Sinan Ağa yorgun argın Divan’a ulaştı.
Vezir’lerden biri :
- Sinan Ağa ! Hakkında şikayet var . Padişah fermanına muhalif olarak senin evinde lüle bulunduğu bildirildi .
Mimar Sinan doğruladı :
- İstanbul’a su getirince bana bu meselede hususi ruhsat verilmişti .

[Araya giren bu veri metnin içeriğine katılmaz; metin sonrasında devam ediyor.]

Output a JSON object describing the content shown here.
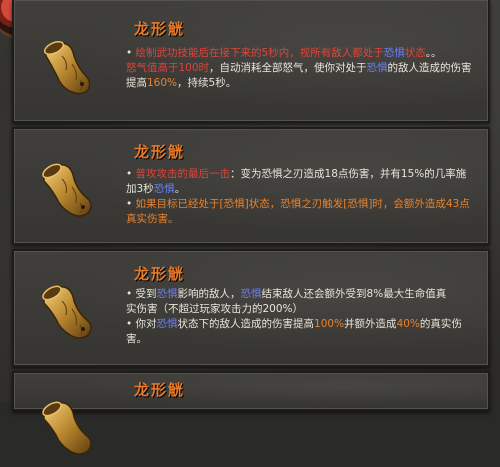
{
  "items": [
    {
      "name": "龙形觥",
      "lines": [
        {
          "bullet": "• ",
          "segments": [
            {
              "t": "绘制武功技能后在接下来的5秒内",
              "c": "red"
            },
            {
              "t": "，视所有敌人都处于",
              "c": "red"
            },
            {
              "t": "恐惧",
              "c": "blue"
            },
            {
              "t": "状态",
              "c": "red"
            },
            {
              "t": "。。",
              "c": ""
            }
          ]
        },
        {
          "bullet": "",
          "segments": [
            {
              "t": "怒气值高于100时",
              "c": "red"
            },
            {
              "t": "，自动消耗全部怒气，使你对处于",
              "c": ""
            },
            {
              "t": "恐惧",
              "c": "blue"
            },
            {
              "t": "的敌人造成的伤害",
              "c": ""
            }
          ]
        },
        {
          "bullet": "",
          "segments": [
            {
              "t": "提高",
              "c": ""
            },
            {
              "t": "160%",
              "c": "orange"
            },
            {
              "t": "，持续5秒。",
              "c": ""
            }
          ]
        }
      ]
    },
    {
      "name": "龙形觥",
      "lines": [
        {
          "bullet": "• ",
          "segments": [
            {
              "t": "普攻攻击的最后一击",
              "c": "red"
            },
            {
              "t": "：变为恐惧之刃造成18点伤害，并有15%的几率施",
              "c": ""
            }
          ]
        },
        {
          "bullet": "",
          "segments": [
            {
              "t": "加3秒",
              "c": ""
            },
            {
              "t": "恐惧",
              "c": "blue"
            },
            {
              "t": "。",
              "c": ""
            }
          ]
        },
        {
          "bullet": "• ",
          "segments": [
            {
              "t": "如果目标已经处于[恐惧]状态，恐惧之刃触发[恐惧]时，会额外造成43点",
              "c": "orange"
            }
          ]
        },
        {
          "bullet": "",
          "segments": [
            {
              "t": "真实伤害。",
              "c": "orange"
            }
          ]
        }
      ]
    },
    {
      "name": "龙形觥",
      "lines": [
        {
          "bullet": "• ",
          "segments": [
            {
              "t": "受到",
              "c": ""
            },
            {
              "t": "恐惧",
              "c": "blue"
            },
            {
              "t": "影响的敌人，",
              "c": ""
            },
            {
              "t": "恐惧",
              "c": "blue"
            },
            {
              "t": "结束敌人还会额外受到8%最大生命值真",
              "c": ""
            }
          ]
        },
        {
          "bullet": "",
          "segments": [
            {
              "t": "实伤害（不超过玩家攻击力的200%）",
              "c": ""
            }
          ]
        },
        {
          "bullet": "• ",
          "segments": [
            {
              "t": "你对",
              "c": ""
            },
            {
              "t": "恐惧",
              "c": "blue"
            },
            {
              "t": "状态下的敌人造成的伤害提高",
              "c": ""
            },
            {
              "t": "100%",
              "c": "orange"
            },
            {
              "t": "并额外造成",
              "c": ""
            },
            {
              "t": "40%",
              "c": "orange"
            },
            {
              "t": "的真实伤",
              "c": ""
            }
          ]
        },
        {
          "bullet": "",
          "segments": [
            {
              "t": "害。",
              "c": ""
            }
          ]
        }
      ]
    },
    {
      "name": "龙形觥",
      "lines": []
    }
  ],
  "icon": "dragon-horn-cup-icon",
  "colors": {
    "title": "#e6792a",
    "red": "#e0443a",
    "blue": "#6a7ff0",
    "orange": "#e8822d",
    "text": "#e8e4da"
  }
}
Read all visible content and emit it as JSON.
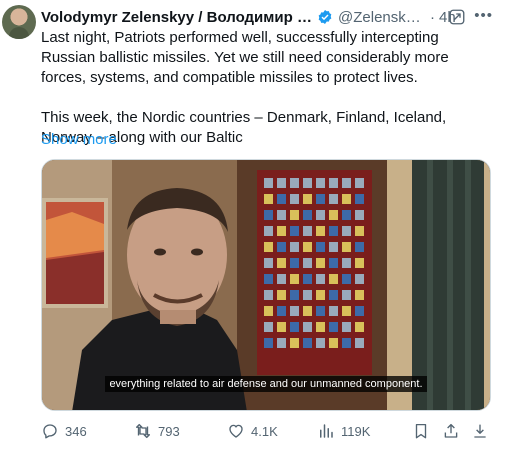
{
  "author": {
    "name": "Volodymyr Zelenskyy / Володимир Зелен…",
    "handle": "@Zelensky…",
    "separator": "·",
    "time": "4h",
    "more_label": "•••"
  },
  "tweet": {
    "text": "Last night, Patriots performed well, successfully intercepting Russian ballistic missiles. Yet we still need considerably more forces, systems, and compatible missiles to protect lives.\n\nThis week, the Nordic countries – Denmark, Finland, Iceland, Norway – along with our Baltic",
    "show_more": "Show more"
  },
  "video": {
    "caption": "everything related to air defense and our unmanned component."
  },
  "stats": {
    "replies": "346",
    "retweets": "793",
    "likes": "4.1K",
    "views": "119K"
  },
  "colors": {
    "accent": "#1d9bf0",
    "verified": "#1d9bf0",
    "secondary_text": "#536471"
  },
  "icons": {
    "reply": "reply-icon",
    "retweet": "retweet-icon",
    "like": "heart-icon",
    "views": "views-icon",
    "bookmark": "bookmark-icon",
    "share": "share-icon",
    "verified": "verified-badge-icon",
    "grok": "grok-icon"
  }
}
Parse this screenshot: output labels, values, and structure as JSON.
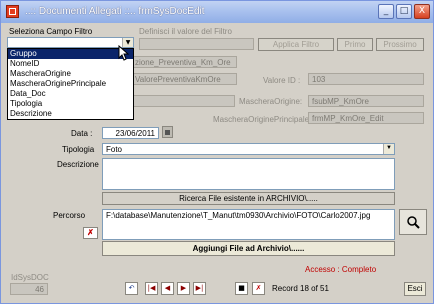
{
  "window": {
    "title": "..:: Documenti Allegati ::..    frmSysDocEdit",
    "buttons": {
      "minimize": "_",
      "maximize": "□",
      "close": "X"
    }
  },
  "filter": {
    "campo_label": "Seleziona Campo Filtro",
    "campo_value": "",
    "valore_label": "Definisci il valore del Filtro",
    "applica_label": "Applica Filtro",
    "primo_label": "Primo",
    "prossimo_label": "Prossimo",
    "options": [
      "Gruppo",
      "NomeID",
      "MascheraOrigine",
      "MascheraOriginePrincipale",
      "Data_Doc",
      "Tipologia",
      "Descrizione"
    ],
    "selected_index": 0
  },
  "background_fields": {
    "gruppo_value": "zione_Preventiva_Km_Ore",
    "nomeid_value": "ValorePreventivaKmOre",
    "valore_id_label": "Valore ID :",
    "valore_id_value": "103",
    "maschera_origine_label": "MascheraOrigine:",
    "maschera_origine_value": "fsubMP_KmOre",
    "maschera_principale_label": "MascheraOriginePrincipale :",
    "maschera_principale_value": "frmMP_KmOre_Edit"
  },
  "form": {
    "data_label": "Data :",
    "data_value": "23/06/2011",
    "tipologia_label": "Tipologia",
    "tipologia_value": "Foto",
    "descrizione_label": "Descrizione",
    "descrizione_value": "",
    "ricerca_label": "Ricerca File esistente in ARCHIVIO\\.....",
    "percorso_label": "Percorso",
    "percorso_value": "F:\\database\\Manutenzione\\T_Manut\\tm0930\\Archivio\\FOTO\\Carlo2007.jpg",
    "aggiungi_label": "Aggiungi File ad Archivio\\......"
  },
  "footer": {
    "access_label": "Accesso : Completo",
    "record_label": "Record 18 of 51",
    "esci_label": "Esci",
    "left_caption": "IdSysDOC",
    "left_value": "46"
  },
  "colors": {
    "accent": "#0a246a",
    "access_text": "#c00000",
    "nav_arrows": "#8b0000"
  }
}
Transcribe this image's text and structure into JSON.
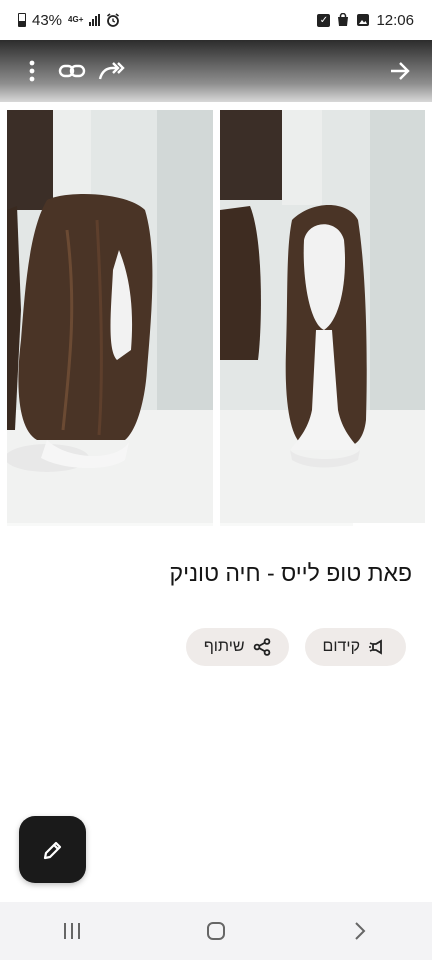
{
  "status_bar": {
    "battery": "43%",
    "network": "4G+",
    "time": "12:06",
    "left_icons": [
      "battery-icon",
      "network-icon",
      "signal-icon",
      "alarm-icon"
    ],
    "right_icons": [
      "check-square-icon",
      "bag-icon",
      "image-icon"
    ]
  },
  "top_bar": {
    "icons": [
      "more-vertical-icon",
      "link-icon",
      "share-forward-icon",
      "arrow-forward-icon"
    ]
  },
  "gallery": {
    "image_count": 2,
    "progress_fraction": 0.35
  },
  "listing": {
    "title": "פאת טופ לייס - חיה טוניק"
  },
  "actions": {
    "promote_label": "קידום",
    "share_label": "שיתוף"
  },
  "fab": {
    "icon": "pencil-icon"
  },
  "nav_bar": {
    "icons": [
      "recents-icon",
      "home-icon",
      "back-icon"
    ]
  },
  "colors": {
    "chip_bg": "#efebe9",
    "fab_bg": "#1a1a1a",
    "nav_bg": "#f3f3f5"
  }
}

- Peki ,getir bakalım şu izni bir görelim …
- Ben o zaman Padişah’ımızdan ferman istemekte hicab etmiştim (utanmıştım )
Divan’da uzun tartışmalar oldu . “ Bu Al –i Osman’a hizmet eden sadece Sinan mı ? “ diyen muhalifler ağır basınca Sinan Ağa’nın evindeki suyun kesilmesine karar verildi .
Mimar Sinan evine döndüğünde üzgündü ama bir tesellisi vardı ; yaptığı işleri Allah’ın rızası için yapmıştı . Hizmetlerinin karşılığını Rabbinden bekliyordu . Dünyadaki kusurlarının öbür tarafa gitmesine razı değildi .
“ Bir kavme su dağıtan , onların hepsinden sonra su içecektir “ Hadis-i Şerif’ini hatırlayınca teselli buldu .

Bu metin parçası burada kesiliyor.